Le primarie di Vendola a Salerno: «Il mio Governo? Senza quote rosa»

«Renzi e Bersani? Uno fa discorsi filo-liberisti, l’altro è tutto un “vorrei ma non posso”. Da presidente del Consiglio eliminerei le quote rosa, uomini e donne in egual misura». Si è presentato così Nichi Vendola, governatore della Puglia e leader di Sel, aprendo la sua corse alle primarie anche a Salerno. Nella mattinata di ieri, infatti, Vendola si è espresso nell’aula di Scienze Politiche all’Università di Salerno ed ha toccato diversi punti e problematiche: «La prima cosa che farei da presidente del Consiglio sarebbe formare un governo di donne e uomini in egual misura. Un Governo fondato sul rifiuto delle quote rosa e sulla parità di genere. Io la prima cosa che ho fatto quando sono stato eletto presidente di regione è stato vergognarmi perché nella Puglia il consiglio regionale era fatto di 67 maschi e 3 donne, io mi sono ribellato a questa mutilazione della democrazia. Ho composto subito un governo regionale di 7 uomini e 7 donne».
Vendola ha poi parlato delle primarie del centrodestra: «Sulle primarie del centrodestra penso che siano un momento di chiarificazione, penso che sia giusto che ognuno nel suo campo faccia le primarie, per un po’ è sembrato che il centrodestra volesse farsi le primarie del centrosinistra ma ognuno deve fare il suo».
Il governatore si è poi espresso sulle primarie del centro sinistra e su i suoi avversari Renzi e Bersani: «io non ho mai apprezzato il carico demonizzante su Silvio Berlusconi ma apprezzo il disprezzo sul berlusconismo.

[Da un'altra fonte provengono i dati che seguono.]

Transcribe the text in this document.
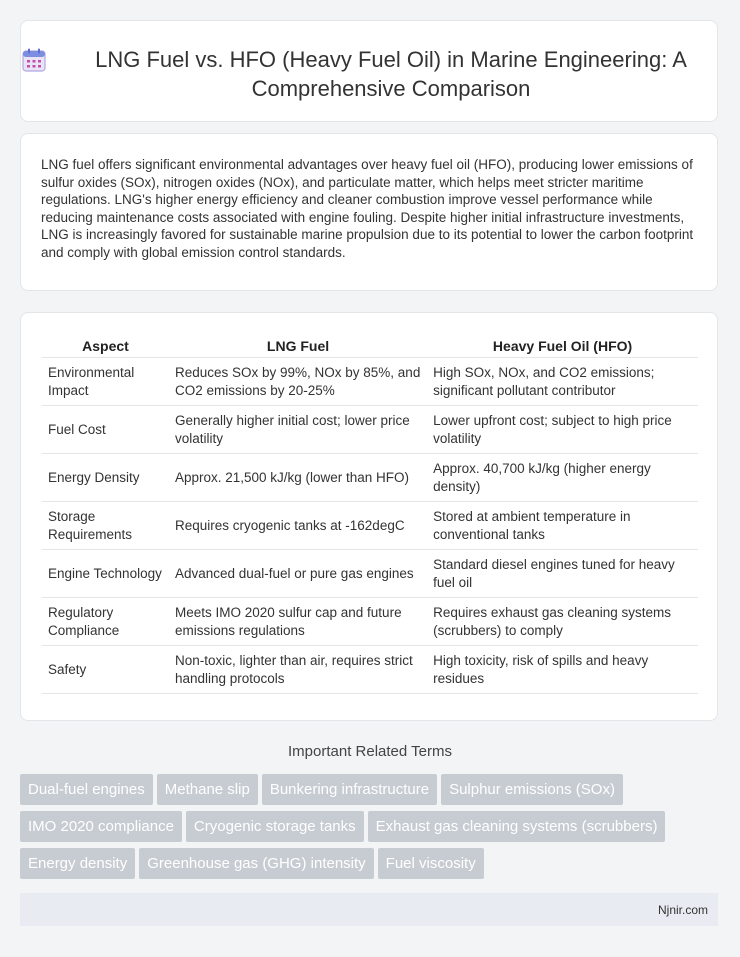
LNG Fuel vs. HFO (Heavy Fuel Oil) in Marine Engineering: A Comprehensive Comparison

LNG fuel offers significant environmental advantages over heavy fuel oil (HFO), producing lower emissions of sulfur oxides (SOx), nitrogen oxides (NOx), and particulate matter, which helps meet stricter maritime regulations. LNG's higher energy efficiency and cleaner combustion improve vessel performance while reducing maintenance costs associated with engine fouling. Despite higher initial infrastructure investments, LNG is increasingly favored for sustainable marine propulsion due to its potential to lower the carbon footprint and comply with global emission control standards.

Aspect	LNG Fuel	Heavy Fuel Oil (HFO)
Environmental Impact	Reduces SOx by 99%, NOx by 85%, and CO2 emissions by 20-25%	High SOx, NOx, and CO2 emissions; significant pollutant contributor
Fuel Cost	Generally higher initial cost; lower price volatility	Lower upfront cost; subject to high price volatility
Energy Density	Approx. 21,500 kJ/kg (lower than HFO)	Approx. 40,700 kJ/kg (higher energy density)
Storage Requirements	Requires cryogenic tanks at -162degC	Stored at ambient temperature in conventional tanks
Engine Technology	Advanced dual-fuel or pure gas engines	Standard diesel engines tuned for heavy fuel oil
Regulatory Compliance	Meets IMO 2020 sulfur cap and future emissions regulations	Requires exhaust gas cleaning systems (scrubbers) to comply
Safety	Non-toxic, lighter than air, requires strict handling protocols	High toxicity, risk of spills and heavy residues
Important Related Terms
Dual-fuel engines Methane slip Bunkering infrastructure Sulphur emissions (SOx)IMO 2020 compliance Cryogenic storage tanks Exhaust gas cleaning systems (scrubbers)Energy density Greenhouse gas (GHG) intensity Fuel viscosity
Njnir.com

Ora bisogna fare i conti con il berlusconismo che è ancora sulla scena ed esiste anche nella sinistra italiana. Vorrei rispetto per i miei avversari, io sono alternativo a Renzi per tante ragioni. La rottamazione che io auspico e quella del liberismo, cioè una stagione politico culturale che ha imprigionato il mondo e lo ha messo a rischio. Renzi è molto ambiguo in questo ed un conservatore che porta continuità con quello che si è fatto negli ultimi trent’anni in Europa. Sono anche “competitor” di Luigi Bersani, la sua piattaforma è quella del “vorrei ma non posso”, un dissenso docile nei confronti di politiche che invece devono essere contrastate duramente. La sua critica si ferma al mal di pancia, io sono nella piattaforma del “vorrei e posso”. L’antiliberismo di Bersani non è cocente sul piano politico, l’antiliberismo di Renzi io non lo vedo, anzi, a volte vedo anche esternazioni filo liberiste, oppure Vendola – dice sorridendo il governatore della Puglia che parla anche del suo caso giudiziario: «Siamo sotto al cielo, quindi bisogna considerare qualsiasi eventualità, io sono sicuro della mia innocenza in un processo in cui vengo giudicato perché un concorso per primario si è concluso con l’assunzione di un primario, il più bravo, non era amico mio e non era neanche mio elettore. Di questo stiamo parlando e non di mazzette, camorra e corruzione. Tuttavia ieri le accuse nei miei confronti sono state sostanzialmente ritrattate, l’accusa ha chiesto 20 mesi ed io aspetto la sentenza di mercoledì. Le funzioni pubbliche devono essere esercitate con onore, io intendo fare questo e se dovessi essere condannato rivendico il diritto di difendermi da onesto cittadino, senza coinvolgere le istituzioni nelle mie vicende di giustizia. Se sarò assolto, come mi auguro, continuerò a prestare la mia voce al mondo del lavoro».